Longtime IT executive Lance Rosenzweig has been tapped by investment fund Hestia Capital to be interim CEO at Pitney Bowes Inc., the iconic shipping and mailing concern targeted by Hestia for a proxy war and a top-level management shakeup.
Rosenzweig was most recently CEO of IT firm Support.com. Prior to that, he was CEO of Startek Inc., another publicly traded company. In a letter to shareholders, Rosenzweig sets a $15-per-share target for Pitney Bowes (NYSE: PBI) in the coming years, well above the $3.76 a share level it rests at currently. He didn’t specify a time frame.
Hestia and Pitney Bowes have been warring for several months. Hestia wants five new members on the nine-member Pitney Bowes board, which the company said it opposes. Hestia, based in Mars, Pennsylvania, also wants to oust current CEO Marc Lautenbach, who they say bears much of the blame for the company’s ongoing issues and sagging share price over the decades.
In a three-page shareholder letter, Rosenzweig said the company needs to “make immediate changes” in its capital structure with $1.7 billion in debt maturing over the next six years putting pressure on the share price and dividend. The company also needs to reduce administrative costs, which currently exceed $200 million a year, especially since the company’s market cap is less than $675 million.
Another main point is to restore Pitney Bowes’ global e-commerce business to profitable growth. In fiscal year 2022, the unit reported $100 million in negative earnings before interest and taxes (EBIT). Todd Everett, who was CEO at Newgistics Inc. when Pitney Bowes acquired it in 2017 to get into the global e-commerce segment, will run the business at the board level, Rosenzweig said.

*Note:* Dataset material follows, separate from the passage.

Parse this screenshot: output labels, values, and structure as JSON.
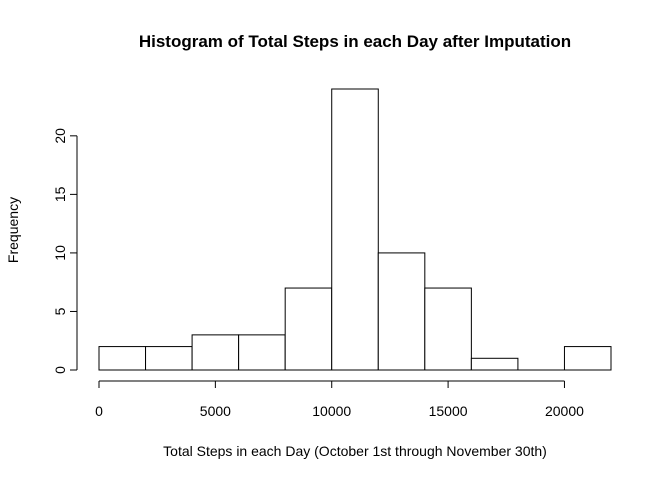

Hestia, which owns 8.4% of the company, will cross swords with Stamford, Connecticut-based Pitney Bowes at the May 9 annual shareholder meeting.
Lautenbach transformed a business that was in secular decline, stabilizing its core mail business and creating a growing shipping business, Pitney Bowes said. During his tenure, the company has cut $1.7 billion in debt, eliminated several hundred million dollars of expenses and invested $2.8 billion in the firm. Compound revenue growth was 4.9% between 2017 and ’22, compared to an annual revenue loss of 8.6% from 2007-12, per Pitney Bowes data.
Pitney Bowes has acknowledged the transformation process has taken longer than expected. Yet the company said it currently boasts a strong portfolio designed to support profitable mailing and shipping activities.